Monday, August 31, 2009

Marriage and the Eucharist

Yesterday the pamilya and I attended the wedding of some friends of ours. Not only for our kids but also for Jocelyn and me, this was our first time attending a Syro-Malabar wedding, which was celebrated at the Cathedral Church of St. Thomas in Bellwood, IL.

I might have guessed that the wedding would be celebrated within the context of a Mass (especially considering it was on a Sunday afternoon), but since I was not entirely familiar with the Syro-Malabar tradition, I figured we'd better go to Mass Sunday morning, lest we be lax in our observance of the Third Commandment.

Lo and behold, not only was the wedding — which was in all respects a most beautiful and joyous occasion &mdash celerated within the context of a Mass, but the priest's homily focused on precisely why it's entirely fitting for the Sacrament of Matrimony to be celebrated in the context of the celebration of the Sacrament of the Holy Eucharist.

The main lesson I took away from it is one I'd not considered before.
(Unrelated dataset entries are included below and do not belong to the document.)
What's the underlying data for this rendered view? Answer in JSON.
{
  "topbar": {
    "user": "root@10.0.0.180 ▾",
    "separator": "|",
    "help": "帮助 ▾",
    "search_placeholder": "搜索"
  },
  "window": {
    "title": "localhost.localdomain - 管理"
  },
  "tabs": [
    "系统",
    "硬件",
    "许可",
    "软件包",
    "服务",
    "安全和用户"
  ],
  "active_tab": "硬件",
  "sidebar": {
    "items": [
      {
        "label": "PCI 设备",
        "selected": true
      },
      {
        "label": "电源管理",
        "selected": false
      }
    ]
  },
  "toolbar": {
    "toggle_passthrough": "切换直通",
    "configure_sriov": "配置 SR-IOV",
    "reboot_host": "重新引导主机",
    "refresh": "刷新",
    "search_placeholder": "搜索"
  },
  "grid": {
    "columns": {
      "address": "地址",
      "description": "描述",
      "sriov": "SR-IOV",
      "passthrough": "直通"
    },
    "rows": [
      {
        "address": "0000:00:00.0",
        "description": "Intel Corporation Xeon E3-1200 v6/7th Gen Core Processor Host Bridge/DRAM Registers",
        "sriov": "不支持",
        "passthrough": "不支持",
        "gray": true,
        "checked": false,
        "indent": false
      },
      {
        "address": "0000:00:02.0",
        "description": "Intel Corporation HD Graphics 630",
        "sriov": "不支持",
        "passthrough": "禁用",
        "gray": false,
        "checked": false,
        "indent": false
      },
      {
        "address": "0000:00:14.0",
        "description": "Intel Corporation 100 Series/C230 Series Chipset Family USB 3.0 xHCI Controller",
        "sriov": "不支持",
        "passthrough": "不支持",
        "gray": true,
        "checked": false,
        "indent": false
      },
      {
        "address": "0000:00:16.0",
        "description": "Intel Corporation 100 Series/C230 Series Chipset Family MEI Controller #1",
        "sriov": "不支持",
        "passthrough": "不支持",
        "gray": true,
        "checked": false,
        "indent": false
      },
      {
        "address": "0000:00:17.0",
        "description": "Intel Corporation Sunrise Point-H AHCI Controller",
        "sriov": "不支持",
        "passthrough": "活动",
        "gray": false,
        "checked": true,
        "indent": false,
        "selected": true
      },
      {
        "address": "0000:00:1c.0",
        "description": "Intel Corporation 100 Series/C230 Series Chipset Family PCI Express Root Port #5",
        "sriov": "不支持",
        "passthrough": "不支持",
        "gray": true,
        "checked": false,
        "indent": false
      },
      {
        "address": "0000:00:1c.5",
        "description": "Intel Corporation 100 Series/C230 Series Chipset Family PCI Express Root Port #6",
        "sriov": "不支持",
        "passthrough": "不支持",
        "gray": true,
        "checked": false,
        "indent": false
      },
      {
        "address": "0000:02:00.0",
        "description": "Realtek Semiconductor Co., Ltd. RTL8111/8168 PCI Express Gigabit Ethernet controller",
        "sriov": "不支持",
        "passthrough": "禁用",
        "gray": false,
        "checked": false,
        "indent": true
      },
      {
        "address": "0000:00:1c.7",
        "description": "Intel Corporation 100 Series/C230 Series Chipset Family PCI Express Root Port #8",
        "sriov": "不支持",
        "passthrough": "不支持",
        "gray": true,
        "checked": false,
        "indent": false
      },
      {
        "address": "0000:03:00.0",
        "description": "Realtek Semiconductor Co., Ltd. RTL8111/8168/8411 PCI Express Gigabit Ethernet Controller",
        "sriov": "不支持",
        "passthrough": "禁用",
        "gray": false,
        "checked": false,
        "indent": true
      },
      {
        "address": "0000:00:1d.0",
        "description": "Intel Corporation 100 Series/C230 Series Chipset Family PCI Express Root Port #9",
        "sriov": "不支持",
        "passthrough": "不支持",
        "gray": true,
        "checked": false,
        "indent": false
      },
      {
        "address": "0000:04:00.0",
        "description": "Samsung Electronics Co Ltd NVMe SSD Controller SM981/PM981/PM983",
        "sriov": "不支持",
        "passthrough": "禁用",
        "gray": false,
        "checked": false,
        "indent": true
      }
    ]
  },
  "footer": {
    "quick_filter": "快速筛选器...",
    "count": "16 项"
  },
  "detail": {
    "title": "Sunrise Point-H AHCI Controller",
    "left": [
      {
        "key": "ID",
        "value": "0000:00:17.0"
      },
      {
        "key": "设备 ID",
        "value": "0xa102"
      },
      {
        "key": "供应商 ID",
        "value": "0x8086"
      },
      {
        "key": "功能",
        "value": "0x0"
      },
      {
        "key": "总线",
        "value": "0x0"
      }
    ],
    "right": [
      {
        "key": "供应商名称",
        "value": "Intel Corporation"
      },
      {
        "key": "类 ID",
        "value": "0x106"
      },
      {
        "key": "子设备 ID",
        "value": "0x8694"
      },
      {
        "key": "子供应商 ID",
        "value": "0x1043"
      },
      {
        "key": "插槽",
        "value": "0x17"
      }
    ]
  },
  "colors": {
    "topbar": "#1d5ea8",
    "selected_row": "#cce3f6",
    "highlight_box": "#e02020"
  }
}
In the same way, the priest noted, that at the words of consecration, even though the appearance, shape, texture, etc. of the bread and wine remain, they are no longer bread and wine — rather, they are the Body and Blood of Christ; so too when a man and woman are joined in the Sacrament of Matrimony, although they still appear to be two distinct individuals, they no longer are — rather, they have become one.

I'd have to say it was one of the better homilies I've heard in some time.


Michelle said...

What an awe-summm analogy! Check out my latest post.

Matt said...

Righto. A division of semiotics called "Word-Act Theory" covers many such cultural and spiritual phenomena.

An oral contract is another, much simpler, version of the same thing. Words are exchanged that make a new reality come about.

Sacrementality is indeed written into the fabric of creation, and especially of speech.